Thursday, December 28, 2006

Trending Orthodox and the disappearing Yid

I'm a big fan of Hillel Halkin. Read his latest in the New York Sun on Jewish population trends in the US.

I'm one of those almost extinct ethnic Jews Halkin refers to. There are still a few of us left. If Halkin lived in the States, he'd be one too. Ethnic Jews can also be called 'Second Avenue Deli Jews', after the famous (and recently closed) Kosher deli on the Lower East Side that was open on Sabbaths but not on Rosh Hashana, Yom Kippur or Passover.

Did I say I've always been a big admirer of Halkin's? I am. if (but not) only for his prodigious and varied output, beginning with 'Letters to an American Jewish Friend' written three decades ago, and through his ongoing flood of articles in Commentary, the Forward, as well as the Sun.

Even in the relatively insular and Jewish Lower East Side, I witness catastrophic assimilation at work. in the eighties, the rate of assimilation was said to be 50%. Well, its much steeper than that in the shtetl which is my hood. Any Jew who hasn't (in some combination) gone to an Orthodox Jewish school, been to Israel and/or isn't kosher at home, almost always (no hyperbole) intermarries. An informal playground count indicates that even in our oh-so very Jewish neighborhood, and excluding the orthodox, intermarriage is running at about, oh, 90%.

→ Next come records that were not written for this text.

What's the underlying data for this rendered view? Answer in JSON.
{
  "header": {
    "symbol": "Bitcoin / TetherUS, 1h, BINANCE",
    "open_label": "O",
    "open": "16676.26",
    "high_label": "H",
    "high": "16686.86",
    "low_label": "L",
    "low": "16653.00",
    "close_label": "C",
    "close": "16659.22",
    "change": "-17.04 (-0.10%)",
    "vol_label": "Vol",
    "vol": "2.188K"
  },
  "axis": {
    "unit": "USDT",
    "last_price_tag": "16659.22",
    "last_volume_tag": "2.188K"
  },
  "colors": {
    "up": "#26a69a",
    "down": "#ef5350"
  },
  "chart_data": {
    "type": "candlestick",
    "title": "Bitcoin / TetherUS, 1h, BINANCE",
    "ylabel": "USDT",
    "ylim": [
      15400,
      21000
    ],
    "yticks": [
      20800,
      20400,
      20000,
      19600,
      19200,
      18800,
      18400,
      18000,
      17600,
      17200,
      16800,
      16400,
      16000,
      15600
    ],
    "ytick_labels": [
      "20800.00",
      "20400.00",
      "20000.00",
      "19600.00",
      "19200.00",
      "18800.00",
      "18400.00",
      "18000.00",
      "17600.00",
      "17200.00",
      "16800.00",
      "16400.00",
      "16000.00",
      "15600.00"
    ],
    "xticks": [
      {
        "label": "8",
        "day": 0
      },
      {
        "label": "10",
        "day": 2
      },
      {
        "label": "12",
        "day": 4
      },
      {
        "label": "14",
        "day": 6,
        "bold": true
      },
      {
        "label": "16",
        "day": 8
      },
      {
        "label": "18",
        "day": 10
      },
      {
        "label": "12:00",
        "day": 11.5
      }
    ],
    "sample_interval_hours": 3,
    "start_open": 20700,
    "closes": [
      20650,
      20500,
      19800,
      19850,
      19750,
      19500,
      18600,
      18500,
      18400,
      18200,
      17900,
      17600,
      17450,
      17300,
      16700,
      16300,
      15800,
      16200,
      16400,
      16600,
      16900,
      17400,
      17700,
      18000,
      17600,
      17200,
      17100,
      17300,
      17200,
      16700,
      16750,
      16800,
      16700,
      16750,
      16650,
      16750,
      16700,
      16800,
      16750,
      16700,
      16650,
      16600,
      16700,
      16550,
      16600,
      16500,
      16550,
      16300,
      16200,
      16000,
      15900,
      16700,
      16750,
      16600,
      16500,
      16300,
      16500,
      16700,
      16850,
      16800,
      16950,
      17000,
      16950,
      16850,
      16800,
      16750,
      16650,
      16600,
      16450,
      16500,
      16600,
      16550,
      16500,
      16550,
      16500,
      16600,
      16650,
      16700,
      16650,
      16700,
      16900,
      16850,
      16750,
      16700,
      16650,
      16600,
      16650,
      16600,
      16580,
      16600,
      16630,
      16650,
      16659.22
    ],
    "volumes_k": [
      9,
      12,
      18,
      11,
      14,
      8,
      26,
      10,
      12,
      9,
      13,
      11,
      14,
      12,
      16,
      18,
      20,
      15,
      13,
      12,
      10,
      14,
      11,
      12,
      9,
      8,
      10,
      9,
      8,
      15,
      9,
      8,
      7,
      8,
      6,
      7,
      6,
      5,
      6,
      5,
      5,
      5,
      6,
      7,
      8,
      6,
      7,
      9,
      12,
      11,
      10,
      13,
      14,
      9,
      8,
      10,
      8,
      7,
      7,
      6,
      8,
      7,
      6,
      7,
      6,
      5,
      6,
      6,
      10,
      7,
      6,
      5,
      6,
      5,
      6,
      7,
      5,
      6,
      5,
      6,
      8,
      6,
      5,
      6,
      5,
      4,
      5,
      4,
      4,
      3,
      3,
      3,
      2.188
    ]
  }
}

Some readers may wonder why NYapikores would care. Well, the only thing keeping us Ethnic Jews from extinction are...Orthodox Jews.

9 comments:

Anonymous said...

I like your blog, keep it going... Judaism will have to become more demanding and interesting in order to keep young Jews involved and to compete with undifferentiated American consumer culture. That's a good thing. If, like Reform Judaism, the religion offers no value, provides no meaning or insight into life, and makes no demands on the individual, then why should anyone bother? Who wants to go to synagogue and listen to a bunch of vague, meaningless BS when you could stay home? Reform was an understandable reaction to the irrational restrictions of the old religious life, but it became so generalized as to be empty. Reform Jews are the ones who are completely assimilating. Make Judaism more compelling (ie, by going back to meaningful traditions) and people will stay.

Anonymous said...

Given your(non)beliefs, would you approve of your child marrying a non-Jew?

Uzi Silber said...

dear anonymous,
thanks for your support. i hope you keep returning. its such a tough battle, keeping the unaffiliated involved. the reason i go to shul, is not to listen the amiable rav's shabbes homilies which say little to me. its for company of my buddies, for my little boy and daughter (that latter attends a coed yeshiva).
what would you conisder meaningful and worth retaining?

Uzi Silber said...

MK,
I'm agnostic. but a nationalist jew. its the tribe i was born into. im attached to my people. i dont belive in miracles, yet weve survived 3000 years, as the refugees of history. i want to keep the chain alive. and the fact that i dont believe has nothing to do with my sheer fascination with sefer hasfarim. and admiration for our forefathers and mothers.

LT said...

i want to keep the chain alive.

That sounds great in theory. But the statistics indicate you'll face an uphill climb. If you raise your children in secular culture, they'll meet many non-Jews... and there is a very good chance they will fall in love with one. Is it likely (and is it moral) you could talk them out of marrying a person they love simply to "keep the chain alive"?

Anonymous said...

So the only thing that will save Judaism is ignorance and untruth? In that case who needs it.

Uzi Silber said...

LT,
it is a problem. there are so so many enticing shikses in college. but short of living in israel or living in a cloistered frum environment, its very tough. so, given that im not interested in a frum lifestyle yet am keen to keep that chain connected, ive tried to find the essence, (tamtzis) of what could keep the ethnic jew (which was very common up until the sixties) a yid. kosher home, modern ortho yeshiva (with ivrit b'ivrit)and tight attachment to israel seems like a workable if somewhat rickety solution. true, theyll meet nice goyim in college but the psychic undergirding would have been set. ive seen it work many times. and with me too.
if all else fails, i'll pay the guy/chick to go away.

Uzi Silber said...

anonymous, isnt it pathetic? that by the late 21 century the only sizable population of jews in the US would have been sustained by a myth? but then again, the only reason you and I are talking is because our forefathers have been perpetuating this myth for 25 centuries. for or better worse. when my father stopped believing he thought it was all or nothing. so he left the fold (big yeshivish family in bklyn) and decided he would essentially live a non jew. but them the pinteleh yid re emerged somehow years later.

Anonymous said...

I just don't see keeping a myth alive as a good thing to dedicate your life to. In fact, I think the opposite is a more respectable goal.